How do I search *.txt in a location in awk and still have the same results.
Any help would be appreciated.
This would pad that file name with the 0's. Sorry I did not post this before.
ls *.pull | awk -F'.pull' '{ printf "%s %014s.pull%s\n", $0, $1, $2; }' | xargs -n 2 mv
so this worked until today.
What happened was when the filed has no data in it the command pulls the data.

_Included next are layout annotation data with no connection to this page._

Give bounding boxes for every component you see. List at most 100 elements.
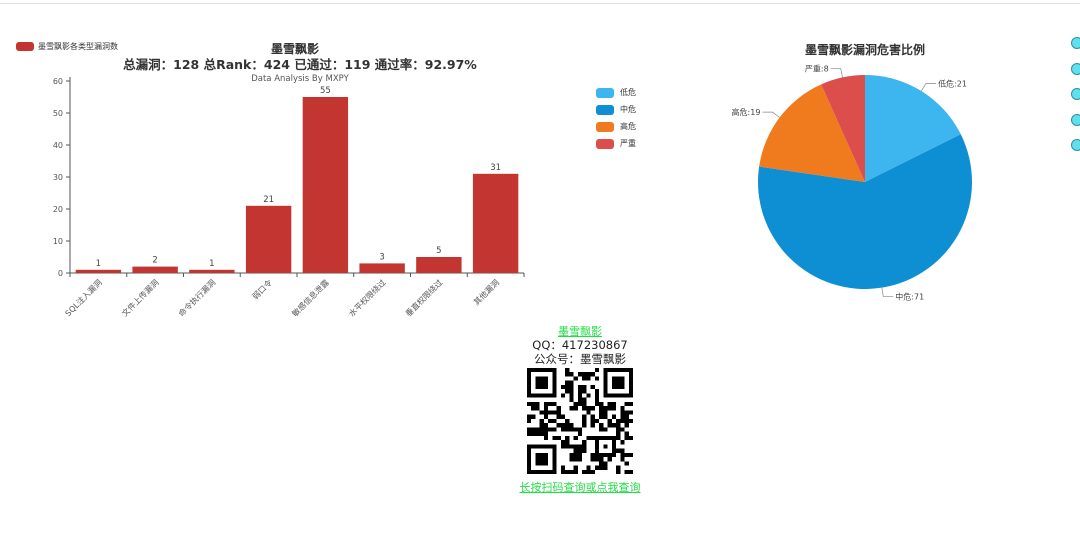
qr-module [616, 465, 621, 470]
pie-legend-item-high[interactable]: 高危 [596, 118, 636, 135]
side-nav-dot[interactable] [1071, 37, 1080, 49]
qr-module [565, 368, 570, 373]
bar-value-label: 1 [209, 259, 214, 269]
qr-module [616, 469, 621, 474]
qr-module [573, 452, 578, 458]
qr-module [565, 469, 570, 474]
qr-module [569, 444, 574, 449]
qr-module [628, 469, 633, 474]
qr-module [616, 435, 621, 441]
qr-code-image[interactable] [527, 368, 633, 474]
qr-module [582, 448, 587, 453]
qr-module [573, 448, 578, 453]
pie-legend-label-medium: 中危 [620, 105, 636, 114]
qr-module [535, 427, 540, 432]
y-tick-label: 30 [53, 173, 63, 182]
qr-module [577, 384, 583, 390]
qr-module [603, 406, 608, 411]
qr-module [594, 368, 600, 373]
pie-slice-label: 严重:8 [805, 64, 829, 74]
pie-label-line [830, 68, 843, 78]
qr-module [539, 431, 544, 436]
bar-chart: 0 10 20 30 40 50 60 1 SQL注入漏洞 2 文件上传漏洞 1 命令执行漏洞 21 弱口令… [53, 77, 525, 318]
qr-module [599, 401, 604, 407]
qr-module [594, 393, 600, 398]
qr-module [620, 448, 625, 453]
qr-module [548, 418, 553, 424]
qr-module [624, 410, 629, 415]
bar-value-label: 31 [490, 163, 501, 173]
qr-module [560, 444, 566, 449]
qr-module [624, 452, 629, 458]
side-nav-dot[interactable] [1071, 139, 1080, 151]
y-tick-label: 40 [53, 141, 63, 150]
pie-chart-title: 墨雪飘影漏洞危害比例 [804, 43, 925, 57]
qr-module [569, 423, 574, 428]
bar [189, 269, 235, 273]
qr-module [569, 372, 574, 377]
qr-module [565, 372, 570, 377]
author-link[interactable]: 墨雪飘影 [558, 325, 602, 338]
qr-module [573, 465, 578, 470]
qr-module [569, 380, 574, 385]
qr-module [527, 414, 532, 419]
qr-module [590, 372, 595, 377]
qr-module [582, 401, 587, 407]
qr-module [594, 401, 600, 407]
side-nav-dot[interactable] [1071, 113, 1080, 126]
x-category-label: 其他漏洞 [471, 277, 501, 307]
qr-module [552, 410, 557, 415]
qr-module [590, 457, 595, 462]
pie-legend-item-medium[interactable]: 中危 [596, 101, 636, 118]
bar-legend-label: 墨雪飘影各类型漏洞数 [38, 42, 118, 51]
bar [302, 97, 349, 273]
qr-module [569, 389, 574, 394]
promo-block: 墨雪飘影 QQ：417230867 公众号：墨雪飘影 长按扫码查询或点我查询 [480, 324, 680, 494]
qr-module [594, 397, 600, 402]
qr-module [577, 431, 583, 436]
qr-caption-link[interactable]: 长按扫码查询或点我查询 [519, 481, 641, 494]
qr-module [624, 423, 629, 428]
qr-module [590, 435, 595, 441]
qr-finder-core [535, 452, 549, 466]
qr-module [548, 410, 553, 415]
qr-module [582, 372, 587, 377]
qr-module [543, 435, 549, 441]
pie-legend-item-low[interactable]: 低危 [596, 84, 636, 101]
qr-module [582, 384, 587, 390]
qr-module [535, 406, 540, 411]
bar [416, 257, 462, 273]
qr-module [531, 431, 536, 436]
pie-slice [821, 75, 865, 182]
qr-module [573, 427, 578, 432]
pie-label-line [762, 111, 780, 118]
bar-legend[interactable]: 墨雪飘影各类型漏洞数 [16, 41, 118, 52]
qr-module [582, 418, 587, 424]
pie-legend-swatch-low [596, 87, 614, 98]
x-category-label: 敏感信息泄露 [290, 277, 331, 318]
qr-module [548, 427, 553, 432]
qr-module [611, 401, 617, 407]
pie-legend-item-critical[interactable]: 严重 [596, 135, 636, 152]
side-nav-dot[interactable] [1071, 62, 1080, 75]
qr-module [599, 461, 604, 466]
pie-legend-swatch-critical [596, 138, 614, 149]
side-nav-dot[interactable] [1071, 88, 1080, 100]
qr-module [607, 406, 612, 411]
qr-module [560, 393, 566, 398]
qr-module [599, 410, 604, 415]
qr-module [611, 414, 617, 419]
qr-module [560, 469, 566, 474]
qr-module [565, 440, 570, 445]
bar-value-label: 55 [320, 86, 331, 96]
qr-module [599, 465, 604, 470]
x-category-label: 水平权限绕过 [347, 277, 388, 318]
wechat-line: 公众号：墨雪飘影 [534, 352, 626, 366]
qr-module [586, 393, 591, 398]
bar [472, 173, 519, 273]
qr-module [594, 457, 600, 462]
qr-module [594, 465, 600, 470]
pie-slice [759, 84, 865, 182]
qr-module [565, 380, 570, 385]
bar-chart-title: 墨雪飘影 [270, 42, 319, 56]
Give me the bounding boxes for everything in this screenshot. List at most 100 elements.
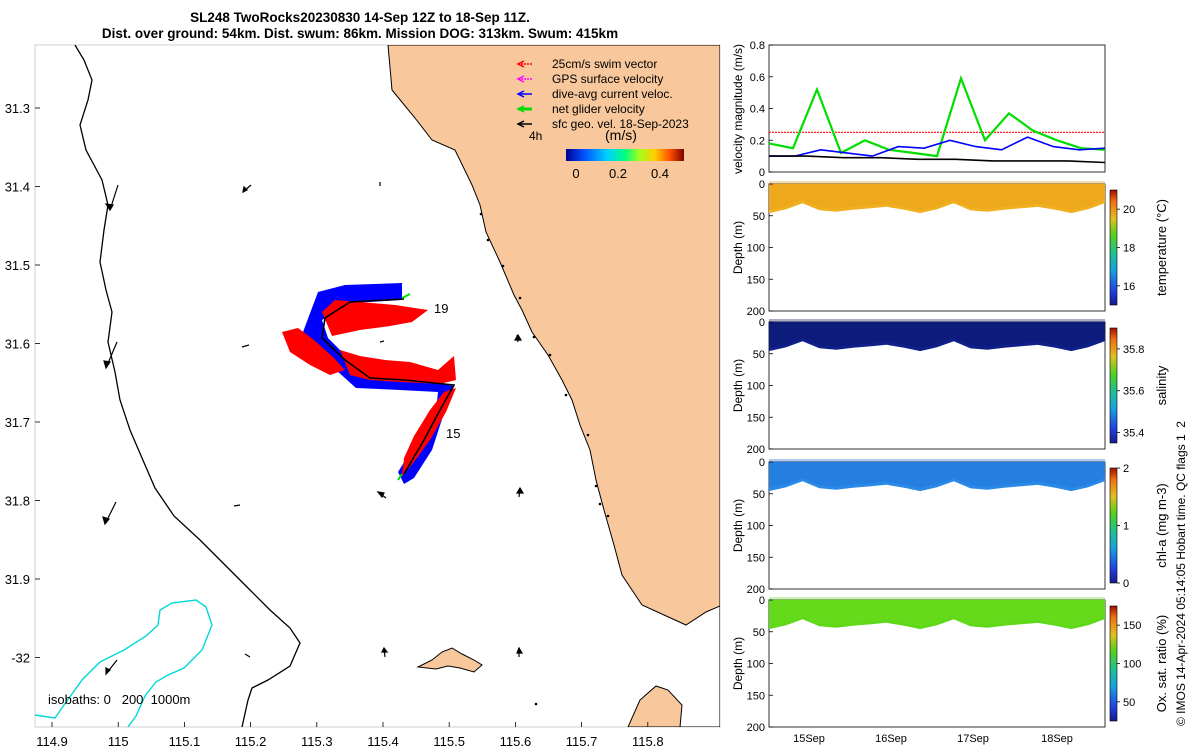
profile-data-shade (769, 181, 1105, 211)
svg-text:GPS surface velocity: GPS surface velocity (552, 72, 663, 86)
velocity-y-ticks: 0 0.2 0.4 0.6 0.8 (750, 40, 773, 179)
colorbar-tick-label: 35.6 (1123, 386, 1144, 398)
legend-item: 25cm/s swim vector (516, 57, 657, 71)
depth-tick-label: 0 (759, 457, 765, 469)
colorbar-label: chl-a (mg m-3) (1154, 483, 1169, 568)
colorbar-tick-label: 35.8 (1123, 344, 1144, 356)
colorbar-tick-label: 100 (1123, 659, 1141, 671)
map-x-ticks: 114.9 115 115.1 115.2 115.3 115.4 115.5 115.6 11… (36, 722, 664, 749)
depth-ylabel: Depth (m) (731, 637, 745, 690)
velocity-series-line (769, 136, 1106, 157)
velocity-ylabel: velocity magnitude (m/s) (731, 44, 745, 174)
colorbar (1109, 189, 1118, 306)
map-y-tick-label: 31.9 (5, 572, 30, 587)
depth-tick-label: 100 (747, 243, 765, 255)
profile-data-area (769, 184, 1105, 214)
depth-tick-label: 200 (747, 306, 765, 318)
depth-ylabel: Depth (m) (731, 499, 745, 552)
isobath-1000m (74, 45, 301, 727)
depth-tick-label: 150 (747, 552, 765, 564)
depth-tick-label: 150 (747, 412, 765, 424)
map-x-tick-label: 115.2 (235, 734, 267, 749)
depth-tick-label: 50 (753, 489, 765, 501)
depth-tick-label: 50 (753, 211, 765, 223)
map-y-tick-label: 31.5 (5, 258, 30, 273)
svg-text:net glider velocity: net glider velocity (552, 102, 645, 116)
depth-tick-label: 50 (753, 627, 765, 639)
map-y-tick-label: 31.7 (5, 415, 30, 430)
colorbar-tick-label: 0 (1123, 578, 1129, 590)
colorbar-tick-label: 18 (1123, 243, 1135, 255)
temperature-panel: 0 50 100 150 200 Depth (m) 16 18 20 temperature (… (731, 179, 1169, 318)
credit-text: © IMOS 14-Apr-2024 05:14:05 Hobart time.… (1174, 421, 1188, 726)
depth-tick-label: 100 (747, 381, 765, 393)
depth-tick-label: 200 (747, 584, 765, 596)
profile-data-area (769, 462, 1105, 492)
land-area (387, 45, 720, 727)
chla-panel: 0 50 100 150 200 Depth (m) 0 1 2 chl-a (mg m-3) (731, 457, 1169, 596)
glider-path-line (321, 298, 456, 475)
speed-colorbar-ticks: 0 0.2 0.4 (572, 166, 669, 181)
figure-title: SL248 TwoRocks20230830 14-Sep 12Z to 18-… (0, 10, 720, 42)
map-x-tick-label: 115.4 (367, 734, 399, 749)
depth-tick-label: 200 (747, 722, 765, 734)
velocity-panel: 0 0.2 0.4 0.6 0.8 velocity magnitude (m/s) (731, 40, 1106, 179)
hours-label: 4h (529, 129, 542, 143)
depth-tick-label: 0 (759, 317, 765, 329)
depth-ylabel: Depth (m) (731, 221, 745, 274)
colorbar-units: (m/s) (605, 127, 637, 143)
depth-tick-label: 200 (747, 444, 765, 456)
profile-data-shade (769, 459, 1105, 489)
track-label-19: 19 (434, 301, 448, 316)
current-velocity-fan (303, 283, 454, 484)
svg-text:0.4: 0.4 (651, 166, 669, 181)
geostrophic-arrows (102, 182, 525, 676)
time-tick-label: 16Sep (875, 733, 907, 745)
colorbar (1109, 327, 1118, 444)
depth-tick-label: 150 (747, 690, 765, 702)
depth-tick-label: 100 (747, 521, 765, 533)
map-x-tick-label: 115.1 (169, 734, 201, 749)
depth-tick-label: 0 (759, 179, 765, 191)
colorbar-tick-label: 35.4 (1123, 428, 1144, 440)
profile-data-shade (769, 597, 1105, 627)
svg-text:dive-avg current veloc.: dive-avg current veloc. (552, 87, 673, 101)
net-glider-velocity (397, 293, 411, 481)
track-label-15: 15 (446, 426, 460, 441)
depth-tick-label: 100 (747, 659, 765, 671)
velocity-y-tick-label: 0.4 (750, 104, 765, 116)
svg-text:sfc geo. vel. 18-Sep-2023: sfc geo. vel. 18-Sep-2023 (552, 117, 689, 131)
colorbar-label: temperature (°C) (1154, 199, 1169, 296)
depth-tick-label: 150 (747, 274, 765, 286)
isobaths-label: isobaths: 0 200 1000m (48, 692, 190, 707)
velocity-y-tick-label: 0 (759, 167, 765, 179)
salinity-panel: 0 50 100 150 200 Depth (m) 35.4 35.6 35.8 salinit… (731, 317, 1169, 456)
legend-item: GPS surface velocity (516, 72, 663, 86)
glider-track: 19 15 (282, 283, 460, 484)
colorbar-tick-label: 16 (1123, 281, 1135, 293)
colorbar-tick-label: 50 (1123, 697, 1135, 709)
velocity-series-line (769, 155, 1106, 164)
isobath-200m (35, 599, 213, 727)
map-y-tick-label: -32 (11, 651, 30, 666)
colorbar-tick-label: 150 (1123, 620, 1141, 632)
oxygen-panel: 0 50 100 150 200 Depth (m) 50 100 150 Ox. sat. ra… (731, 595, 1169, 734)
map-x-tick-label: 115.8 (632, 734, 664, 749)
svg-text:0: 0 (572, 166, 579, 181)
map-x-tick-label: 115.7 (566, 734, 598, 749)
colorbar-tick-label: 20 (1123, 204, 1135, 216)
reef-dots (479, 212, 610, 706)
velocity-series-line (768, 74, 1106, 158)
depth-ylabel: Depth (m) (731, 359, 745, 412)
depth-tick-label: 0 (759, 595, 765, 607)
time-tick-label: 15Sep (793, 733, 825, 745)
map-x-tick-label: 115 (108, 734, 129, 749)
time-tick-label: 17Sep (957, 733, 989, 745)
profile-data-shade (769, 319, 1105, 349)
colorbar (1109, 605, 1118, 722)
map-y-tick-label: 31.8 (5, 494, 30, 509)
map-x-tick-label: 115.5 (433, 734, 465, 749)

I do not need it to do that.
Here is the line
awk -F'\t' 'FILENAME~".txt$"{a[$1]=cnt++; next}{if(($12 in a) || ($13 in a)){printf "%05s\n", $2 > $8 ".pull"} }'
Here is a sample data that is complet with no empty fields in question.
5122927 and 0 are the two fields I look at. 12 and 13
10129953 155 1 155 1 386618 1346 10129953.1 155 00:00.0 85248 5122927 0 FirstName LastName 111 Blah DRIVE SUN LAKES AZ 85248 9700485 155 1 1 155
Here is a line where the 13th field (0) is empty.
10129953 156 1 156 1 387964 1255 10129953.1 156 00:00.0 5478 5122928 FirstName LastName 111 Blah MAIN ST APT 4 SAN ALBANS VT 5478 9700486 156 1 1 156
I would like the script to just ignore the blank field.
Thanks in advance!
---------- Post updated at 10:17 PM ---------- Previous update was at 09:40 PM ----------
I would not be opposed to adding a 0 in a blank $13 field.